The members mostly stuck to prepared remarks on the designated topic of state and local funding. A few made nods to the fact that they were debating virtually.
“I know all of us are really eager to be doing our jobs as legislators,” Herrera Beutler said. “And yes, we’ve been doing them from home. But we’re anxious to get back to be able to debate the policies and the ideas that help us forge the best solutions possible in this time of crisis.”
Bost said the virtual session was important to show constituents that members are still working to fight for their districts’ priorities.
“We would hope that we would be able to come back and work for them in person, but it can be done this way,” he said.

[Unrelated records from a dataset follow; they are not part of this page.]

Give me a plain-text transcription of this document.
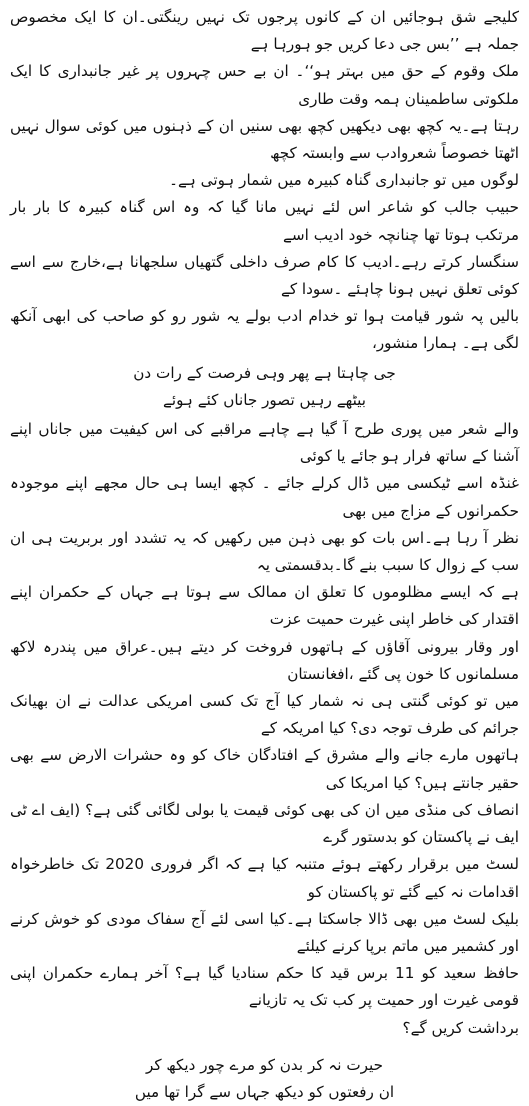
کلیجے شق ہوجائیں ان کے کانوں پرجوں تک نہیں رینگتی۔ان کا ایک مخصوص جملہ ہے ’’بس جی دعا کریں جو ہورہا ہے

ملک وقوم کے حق میں بہتر ہو‘‘۔ ان بے حس چہروں پر غیر جانبداری کا ایک ملکوتی ساطمینان ہمہ وقت طاری

رہتا ہے۔یہ کچھ بھی دیکھیں کچھ بھی سنیں ان کے ذہنوں میں کوئی سوال نہیں اٹھتا خصوصاً شعروادب سے وابستہ کچھ

لوگوں میں تو جانبداری گناہ کبیرہ میں شمار ہوتی ہے۔

حبیب جالب کو شاعر اس لئے نہیں مانا گیا کہ وہ اس گناہ کبیرہ کا بار بار مرتکب ہوتا تھا چنانچہ خود ادیب اسے

سنگسار کرتے رہے۔ادیب کا کام صرف داخلی گتھیاں سلجھانا ہے،خارج سے اسے کوئی تعلق نہیں ہونا چاہئے ۔سودا کے

بالیں پہ شور قیامت ہوا تو خدام ادب بولے یہ شور رو کو صاحب کی ابھی آنکھ لگی ہے۔ ہمارا منشور،

جی چاہتا ہے پھر وہی فرصت کے رات دن

بیٹھے رہیں تصور جاناں کئے ہوئے

والے شعر میں پوری طرح آ گیا ہے چاہے مراقبے کی اس کیفیت میں جاناں اپنے آشنا کے ساتھ فرار ہو جائے یا کوئی

غنڈہ اسے ٹیکسی میں ڈال کرلے جائے ۔ کچھ ایسا ہی حال مجھے اپنے موجودہ حکمرانوں کے مزاج میں بھی

نظر آ رہا ہے۔اس بات کو بھی ذہن میں رکھیں کہ یہ تشدد اور بربریت ہی ان سب کے زوال کا سبب بنے گا۔بدقسمتی یہ

ہے کہ ایسے مظلوموں کا تعلق ان ممالک سے ہوتا ہے جہاں کے حکمران اپنے اقتدار کی خاطر اپنی غیرت حمیت عزت

اور وقار بیرونی آقاؤں کے ہاتھوں فروخت کر دیتے ہیں۔عراق میں پندرہ لاکھ مسلمانوں کا خون پی گئے ،افغانستان

میں تو کوئی گنتی ہی نہ شمار کیا آج تک کسی امریکی عدالت نے ان بھیانک جرائم کی طرف توجہ دی؟ کیا امریکہ کے

ہاتھوں مارے جانے والے مشرق کے افتادگان خاک کو وہ حشرات الارض سے بھی حقیر جانتے ہیں؟ کیا امریکا کی

انصاف کی منڈی میں ان کی بھی کوئی قیمت یا بولی لگائی گئی ہے؟ (ایف اے ٹی ایف نے پاکستان کو بدستور گرے

لسٹ میں برقرار رکھتے ہوئے متنبہ کیا ہے کہ اگر فروری 2020 تک خاطرخواہ اقدامات نہ کیے گئے تو پاکستان کو

بلیک لسٹ میں بھی ڈالا جاسکتا ہے۔کیا اسی لئے آج سفاک مودی کو خوش کرنے اور کشمیر میں ماتم برپا کرنے کیلئے

حافظ سعید کو 11 برس قید کا حکم سنادیا گیا ہے؟ آخر ہمارے حکمران اپنی قومی غیرت اور حمیت پر کب تک یہ تازیانے

برداشت کریں گے؟

حیرت نہ کر بدن کو مرے چور دیکھ کر

ان رفعتوں کو دیکھ جہاں سے گرا تھا میں
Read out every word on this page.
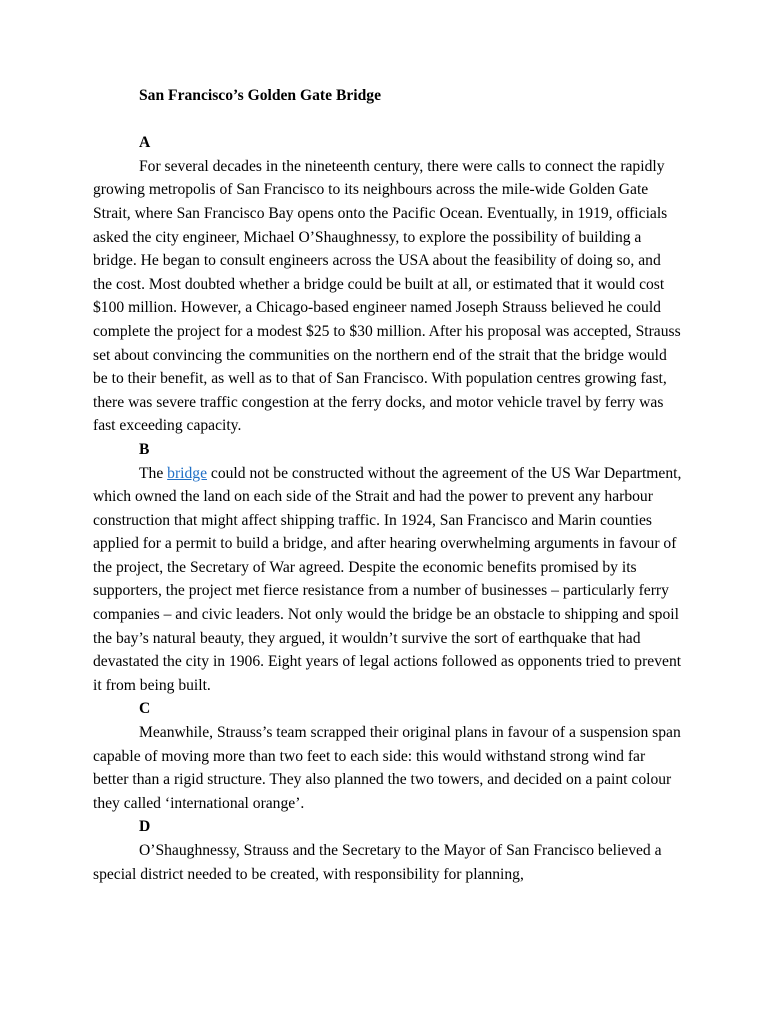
San Francisco’s Golden Gate Bridge

A

For several decades in the nineteenth century, there were calls to connect the rapidly growing metropolis of San Francisco to its neighbours across the mile-wide Golden Gate Strait, where San Francisco Bay opens onto the Pacific Ocean. Eventually, in 1919, officials asked the city engineer, Michael O’Shaughnessy, to explore the possibility of building a bridge. He began to consult engineers across the USA about the feasibility of doing so, and the cost. Most doubted whether a bridge could be built at all, or estimated that it would cost $100 million. However, a Chicago-based engineer named Joseph Strauss believed he could complete the project for a modest $25 to $30 million. After his proposal was accepted, Strauss set about convincing the communities on the northern end of the strait that the bridge would be to their benefit, as well as to that of San Francisco. With population centres growing fast, there was severe traffic congestion at the ferry docks, and motor vehicle travel by ferry was fast exceeding capacity.

B

The bridge could not be constructed without the agreement of the US War Department, which owned the land on each side of the Strait and had the power to prevent any harbour construction that might affect shipping traffic. In 1924, San Francisco and Marin counties applied for a permit to build a bridge, and after hearing overwhelming arguments in favour of the project, the Secretary of War agreed. Despite the economic benefits promised by its supporters, the project met fierce resistance from a number of businesses – particularly ferry companies – and civic leaders. Not only would the bridge be an obstacle to shipping and spoil the bay’s natural beauty, they argued, it wouldn’t survive the sort of earthquake that had devastated the city in 1906. Eight years of legal actions followed as opponents tried to prevent it from being built.

C

Meanwhile, Strauss’s team scrapped their original plans in favour of a suspension span capable of moving more than two feet to each side: this would withstand strong wind far better than a rigid structure. They also planned the two towers, and decided on a paint colour they called ‘international orange’.

D

O’Shaughnessy, Strauss and the Secretary to the Mayor of San Francisco believed a special district needed to be created, with responsibility for planning,
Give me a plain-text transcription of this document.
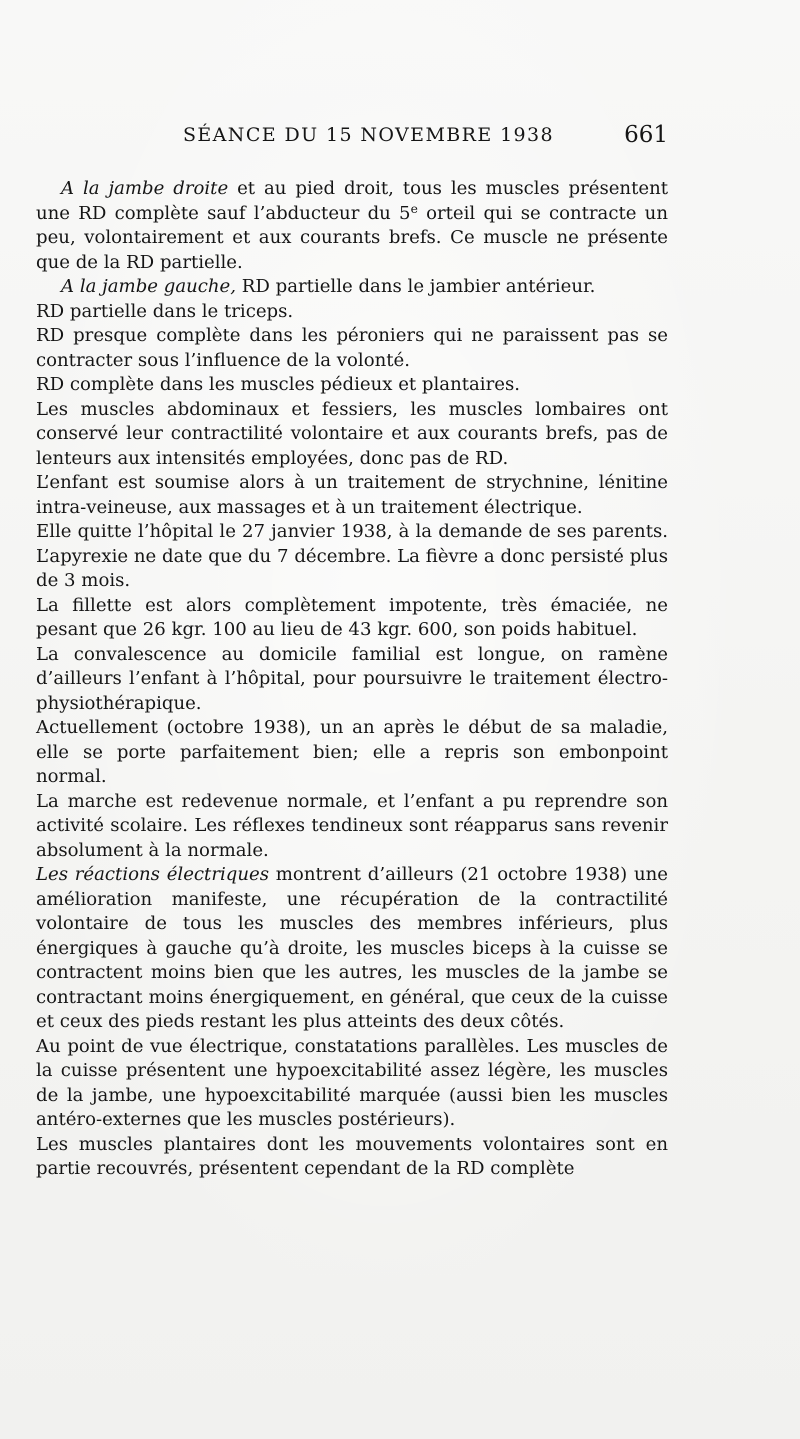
SÉANCE DU 15 NOVEMBRE 1938	661

A la jambe droite et au pied droit, tous les muscles présentent une RD complète sauf l’abducteur du 5e orteil qui se contracte un peu, volontairement et aux courants brefs. Ce muscle ne présente que de la RD partielle.

A la jambe gauche, RD partielle dans le jambier antérieur.

RD partielle dans le triceps.

RD presque complète dans les péroniers qui ne paraissent pas se contracter sous l’influence de la volonté.

RD complète dans les muscles pédieux et plantaires.

Les muscles abdominaux et fessiers, les muscles lombaires ont conservé leur contractilité volontaire et aux courants brefs, pas de lenteurs aux intensités employées, donc pas de RD.

L’enfant est soumise alors à un traitement de strychnine, lénitine intra-veineuse, aux massages et à un traitement électrique.

Elle quitte l’hôpital le 27 janvier 1938, à la demande de ses parents. L’apyrexie ne date que du 7 décembre. La fièvre a donc persisté plus de 3 mois.

La fillette est alors complètement impotente, très émaciée, ne pesant que 26 kgr. 100 au lieu de 43 kgr. 600, son poids habituel.

La convalescence au domicile familial est longue, on ramène d’ailleurs l’enfant à l’hôpital, pour poursuivre le traitement électro-physiothérapique.

Actuellement (octobre 1938), un an après le début de sa maladie, elle se porte parfaitement bien; elle a repris son embonpoint normal.

La marche est redevenue normale, et l’enfant a pu reprendre son activité scolaire. Les réflexes tendineux sont réapparus sans revenir absolument à la normale.

Les réactions électriques montrent d’ailleurs (21 octobre 1938) une amélioration manifeste, une récupération de la contractilité volontaire de tous les muscles des membres inférieurs, plus énergiques à gauche qu’à droite, les muscles biceps à la cuisse se contractent moins bien que les autres, les muscles de la jambe se contractant moins énergiquement, en général, que ceux de la cuisse et ceux des pieds restant les plus atteints des deux côtés.

Au point de vue électrique, constatations parallèles. Les muscles de la cuisse présentent une hypoexcitabilité assez légère, les muscles de la jambe, une hypoexcitabilité marquée (aussi bien les muscles antéro-externes que les muscles postérieurs).

Les muscles plantaires dont les mouvements volontaires sont en partie recouvrés, présentent cependant de la RD complète
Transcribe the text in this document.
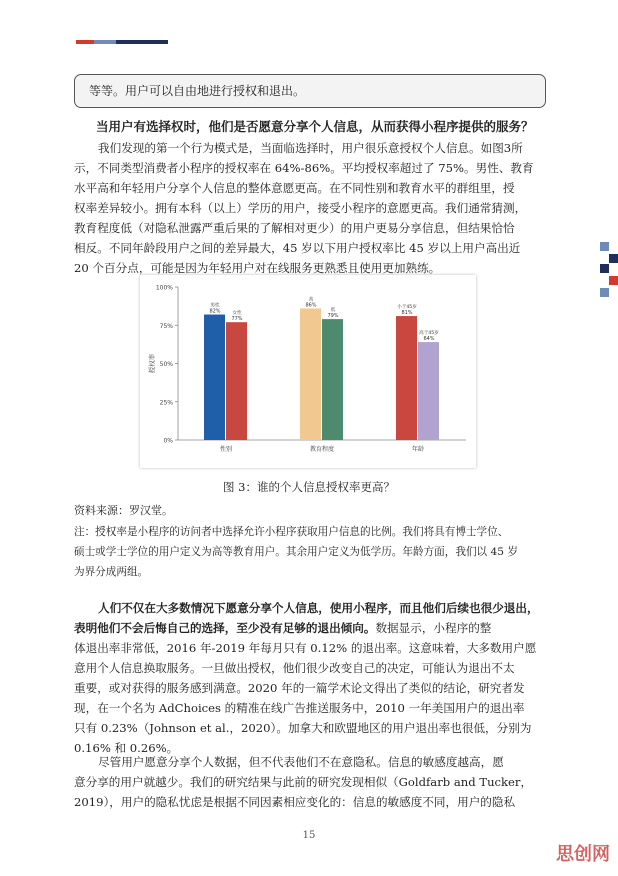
等等。用户可以自由地进行授权和退出。
当用户有选择权时，他们是否愿意分享个人信息，从而获得小程序提供的服务？
我们发现的第一个行为模式是，当面临选择时，用户很乐意授权个人信息。如图3所
示，不同类型消费者小程序的授权率在 64%-86%。平均授权率超过了 75%。男性、教育
水平高和年轻用户分享个人信息的整体意愿更高。在不同性别和教育水平的群组里，授
权率差异较小。拥有本科（以上）学历的用户，接受小程序的意愿更高。我们通常猜测，
教育程度低（对隐私泄露严重后果的了解相对更少）的用户更易分享信息，但结果恰恰
相反。不同年龄段用户之间的差异最大，45 岁以下用户授权率比 45 岁以上用户高出近
20 个百分点，可能是因为年轻用户对在线服务更熟悉且使用更加熟练。
0%
25%
50%
75%
100%
授权率
男性
82%	女性
77%
性别
高
86%
低
79%
教育程度
小于45岁
81%
高于45岁
64%
年龄
图 3：谁的个人信息授权率更高？
资料来源：罗汉堂。
注：授权率是小程序的访问者中选择允许小程序获取用户信息的比例。我们将具有博士学位、
硕士或学士学位的用户定义为高等教育用户。其余用户定义为低学历。年龄方面，我们以 45 岁
为界分成两组。
人们不仅在大多数情况下愿意分享个人信息，使用小程序，而且他们后续也很少退出，
表明他们不会后悔自己的选择，至少没有足够的退出倾向。数据显示，小程序的整
体退出率非常低，2016 年-2019 年每月只有 0.12% 的退出率。这意味着，大多数用户愿
意用个人信息换取服务。一旦做出授权，他们很少改变自己的决定，可能认为退出不太
重要，或对获得的服务感到满意。2020 年的一篇学术论文得出了类似的结论，研究者发
现，在一个名为 AdChoices 的精准在线广告推送服务中，2010 一年美国用户的退出率
只有 0.23%（Johnson et al.，2020）。加拿大和欧盟地区的用户退出率也很低，分别为
0.16% 和 0.26%。
尽管用户愿意分享个人数据，但不代表他们不在意隐私。信息的敏感度越高，愿
意分享的用户就越少。我们的研究结果与此前的研究发现相似（Goldfarb and Tucker，
2019），用户的隐私忧虑是根据不同因素相应变化的：信息的敏感度不同，用户的隐私
15
思创网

‘The gentleman … should unmute’
The debate was not seamless (though neither are ones that occur on the floor). Members at times forgot to turn on their video or audio functions on Zoom.
“The gentleman from New York should unmute,” Phillips said to Reed, staying in character while uttering a direction no one presiding over the House floor would normally have to use.
Some functions of the House, like gaveling to alert a member that their time had expired, did not translate as well over Zoom.
“Is that you all knocking on me?” Gonzalez said as his speech was interrupted by a few dull bangs.
“That is me knocking on you, yes,” Phillips said.
Upton joked about the noise that other members might have picked up on during his time to speak.
“I would normally ask for regular order, but the noise you might hear in the background is not from the gallery but is from Michigan beginning to open up,” he said. “Yes, we have folks working to landscape their yards across the street. I’ve got a construction crew across the street as well. Those are good news.”
In a brief phone interview after the mock session, Gottheimer said he thought the virtual debate went well, despite the occasional technical hiccups, and served as a good example of how the House can operate remotely.
“I think it’s an example that we can be doing more of these and should be doing more,” he said.
The Problem Solvers are planning a similar virtual demonstration to show what how members could hold committee hearings or meetings remotely, Gottheimer said.
Gottheimer said he’s not wed to any particular technological approach. The Problem Solvers chose to use Zoom because they’ve been using it for meetings and the company has implemented measures, like passwords, to make the platform more secure.
“We’re technology agnostic,” Gottheimer said.